My son is still a genius. Yesterday, at age 3.3, he wrote his name without prompting. He forgot the “T” in “JARETH”, but still – can your 3.3 year old son write his name? Of course, still not a word out of him yet, but he’s making progress in that as well – every night, he mumbles himself to sleep, trying out various sounds.

update: got a phone call earlier on to say that Bronwyn passed him while he was playing in the house, and she noticed he had written his name in total, not forgetting the “T”.

Boann is calming down a little – instead of screaming all day and night, she now only screams for a while, and I only spend an hour or so every night (usually some time between 1am and 3am) walking up and down wondering why she’s so wide awake at that unholy hour.

Life is getting slowly better.

I have a doctor’s appointment on Friday – I have a lump in a certain area since December, which may or may not be cancerous. We’ll see.

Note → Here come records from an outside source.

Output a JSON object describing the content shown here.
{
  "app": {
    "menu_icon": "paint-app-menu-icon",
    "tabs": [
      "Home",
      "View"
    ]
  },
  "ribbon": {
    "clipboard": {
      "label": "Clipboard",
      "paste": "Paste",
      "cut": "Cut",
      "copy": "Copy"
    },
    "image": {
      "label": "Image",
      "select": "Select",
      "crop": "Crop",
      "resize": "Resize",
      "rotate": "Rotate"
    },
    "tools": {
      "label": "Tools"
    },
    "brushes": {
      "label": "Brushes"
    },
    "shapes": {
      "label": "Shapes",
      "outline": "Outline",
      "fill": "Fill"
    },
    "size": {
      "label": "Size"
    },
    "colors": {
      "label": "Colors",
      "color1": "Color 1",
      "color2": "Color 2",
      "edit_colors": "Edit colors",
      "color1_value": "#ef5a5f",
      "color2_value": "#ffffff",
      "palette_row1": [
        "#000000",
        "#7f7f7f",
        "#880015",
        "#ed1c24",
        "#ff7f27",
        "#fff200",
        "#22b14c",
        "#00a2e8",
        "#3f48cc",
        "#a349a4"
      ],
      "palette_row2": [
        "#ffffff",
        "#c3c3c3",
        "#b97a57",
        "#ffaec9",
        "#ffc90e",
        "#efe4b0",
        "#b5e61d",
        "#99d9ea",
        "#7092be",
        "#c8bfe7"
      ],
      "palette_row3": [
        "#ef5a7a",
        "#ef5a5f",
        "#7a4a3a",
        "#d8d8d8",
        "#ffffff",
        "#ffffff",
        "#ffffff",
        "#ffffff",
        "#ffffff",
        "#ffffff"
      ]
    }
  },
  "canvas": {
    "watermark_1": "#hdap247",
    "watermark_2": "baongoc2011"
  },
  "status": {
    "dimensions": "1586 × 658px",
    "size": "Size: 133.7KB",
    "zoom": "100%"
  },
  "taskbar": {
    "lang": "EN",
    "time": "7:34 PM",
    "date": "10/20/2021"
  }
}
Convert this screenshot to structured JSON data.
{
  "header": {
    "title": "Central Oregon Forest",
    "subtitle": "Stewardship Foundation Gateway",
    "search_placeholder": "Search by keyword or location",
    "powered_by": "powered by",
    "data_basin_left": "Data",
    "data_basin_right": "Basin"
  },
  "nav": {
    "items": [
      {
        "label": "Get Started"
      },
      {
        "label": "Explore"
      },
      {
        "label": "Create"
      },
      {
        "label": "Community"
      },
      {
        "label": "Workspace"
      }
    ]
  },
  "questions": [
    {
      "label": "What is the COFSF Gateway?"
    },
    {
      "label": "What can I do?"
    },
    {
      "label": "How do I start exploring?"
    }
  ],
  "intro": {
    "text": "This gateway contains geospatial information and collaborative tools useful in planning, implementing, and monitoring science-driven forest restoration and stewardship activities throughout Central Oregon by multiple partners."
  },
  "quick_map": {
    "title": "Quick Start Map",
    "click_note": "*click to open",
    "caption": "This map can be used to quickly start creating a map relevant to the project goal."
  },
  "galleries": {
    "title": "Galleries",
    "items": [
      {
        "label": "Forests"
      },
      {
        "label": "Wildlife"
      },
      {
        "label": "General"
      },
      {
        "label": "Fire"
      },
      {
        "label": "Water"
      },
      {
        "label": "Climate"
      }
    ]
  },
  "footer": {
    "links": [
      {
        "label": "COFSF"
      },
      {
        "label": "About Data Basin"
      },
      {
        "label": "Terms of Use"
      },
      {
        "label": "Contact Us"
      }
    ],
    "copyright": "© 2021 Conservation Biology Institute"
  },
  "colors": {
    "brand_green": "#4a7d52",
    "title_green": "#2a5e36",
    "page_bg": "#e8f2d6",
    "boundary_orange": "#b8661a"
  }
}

I emailed an old friend, who we had had a falling out with about seven years ago, over some stupid event that may or may not have happened when I was blind drunk after two bottles of vodka. He’s the piercer for a shop in Canada, and is apparently doing quite well for himself! Hi Andy! Bygones have become bygones, and hopefully, we’ll be able to sit down over a few jars at some point and laugh at ourselves.

Anyway… gotta get to work. It’s just past 9am, and I am officially into work-time now, so I’d better stop nattering.